- I hope I do [i.e., write about] victims pretty well. Because I proceed from them. For me the victim makes the story. Sometimes you victimize yourself, sometimes somebody does it to you, but it's that almost universal sense we have - we've all been hurt, and I like to open doors to those feelings. ... Everybody's broken. Some rise above it. These are the people I want to write about. A lot of my stuff is thinly-veiled wishes for empowerment for people I care about.
- People *scare me*. And what they do to one another, just for fun sometimes, is appalling. There was a guy not too long ago, a guy and a woman, whose dog wouldn't obey. So they tied him behind the car, and dragged him at thirty miles an hour until the dog was a bloody mess. So that's scary to me.
- Everything influences my fiction. Conversations in bars, loves, losses of same, TV, movies, cocktail napkins, news clips, friends' confessions. I get permission, then I use it.
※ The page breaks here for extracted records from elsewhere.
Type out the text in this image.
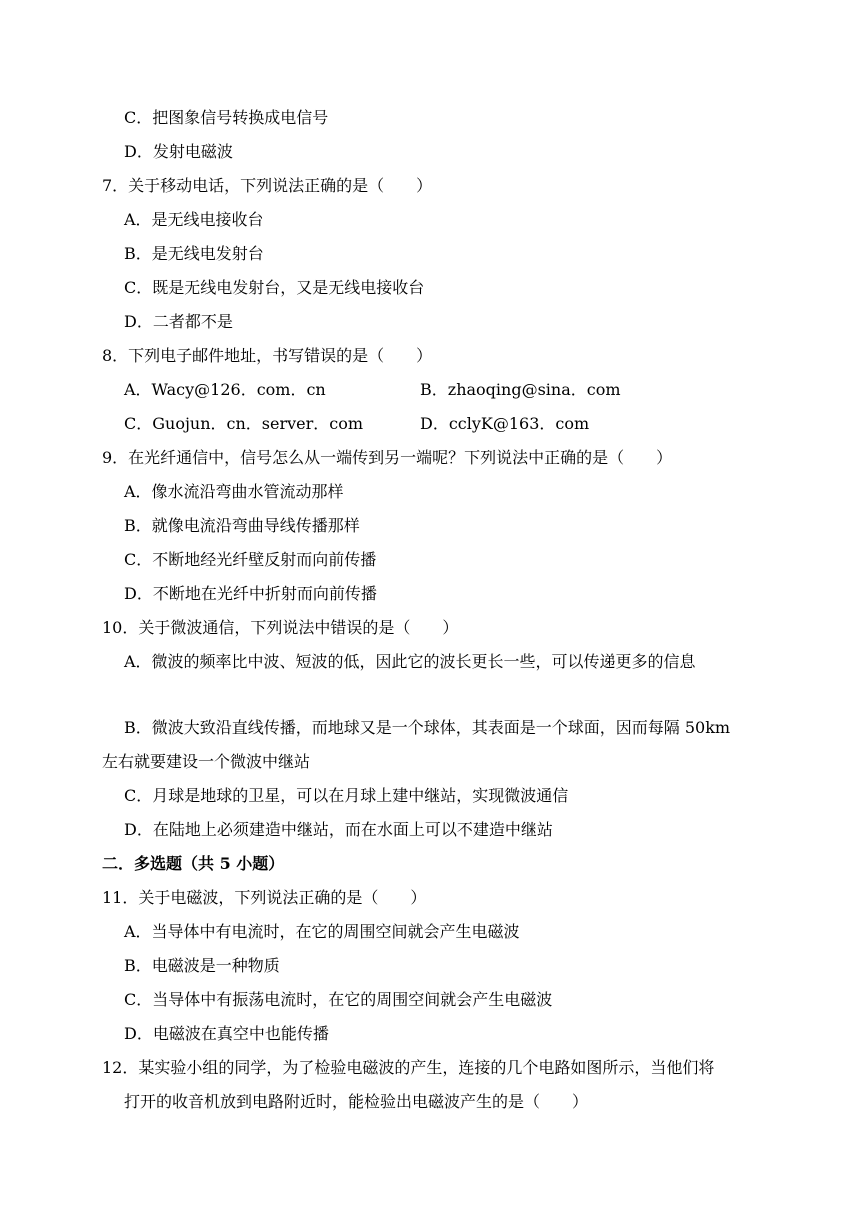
C．把图象信号转换成电信号
D．发射电磁波
7．关于移动电话，下列说法正确的是（　　）
A．是无线电接收台
B．是无线电发射台
C．既是无线电发射台，又是无线电接收台
D．二者都不是
8．下列电子邮件地址，书写错误的是（　　）
A．Wacy@126．com．cn	B．zhaoqing@sina．com
C．Guojun．cn．server．com	D．cclyK@163．com
9．在光纤通信中，信号怎么从一端传到另一端呢？下列说法中正确的是（　　）
A．像水流沿弯曲水管流动那样
B．就像电流沿弯曲导线传播那样
C．不断地经光纤壁反射而向前传播
D．不断地在光纤中折射而向前传播
10．关于微波通信，下列说法中错误的是（　　）
A．微波的频率比中波、短波的低，因此它的波长更长一些，可以传递更多的信息
B．微波大致沿直线传播，而地球又是一个球体，其表面是一个球面，因而每隔 50km
左右就要建设一个微波中继站
C．月球是地球的卫星，可以在月球上建中继站，实现微波通信
D．在陆地上必须建造中继站，而在水面上可以不建造中继站
二．多选题（共 5 小题）
11．关于电磁波，下列说法正确的是（　　）
A．当导体中有电流时，在它的周围空间就会产生电磁波
B．电磁波是一种物质
C．当导体中有振荡电流时，在它的周围空间就会产生电磁波
D．电磁波在真空中也能传播
12．某实验小组的同学，为了检验电磁波的产生，连接的几个电路如图所示，当他们将
打开的收音机放到电路附近时，能检验出电磁波产生的是（　　）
- [re his novel "The Lost"] Everyone in the book is lost to some degree. Even the poor cat. But when I conceived it, I was thinking about those kids in that ear who fell between the cracks, who neither went to war nor to college, and what an open, empty world was left to them. That, and how lost the entire era was. And again, you're right: loss is the entire theme. Nobody wins in this book. Even the survivors are diminished.
- When I'm writing at my best, what I'm trying to do, I find, is to point out how some people poison the world for the rest of us, who are only trying to live humanely and lovingly. It's a warning against the "others," and a call to awareness, strength, and gentleness.
- [on what makes a good horror story] I look for people. People who act like you and I might in desperate circumstances, and not like chess pieces. If you've got real individuals I can care about, only then can you scare me silly.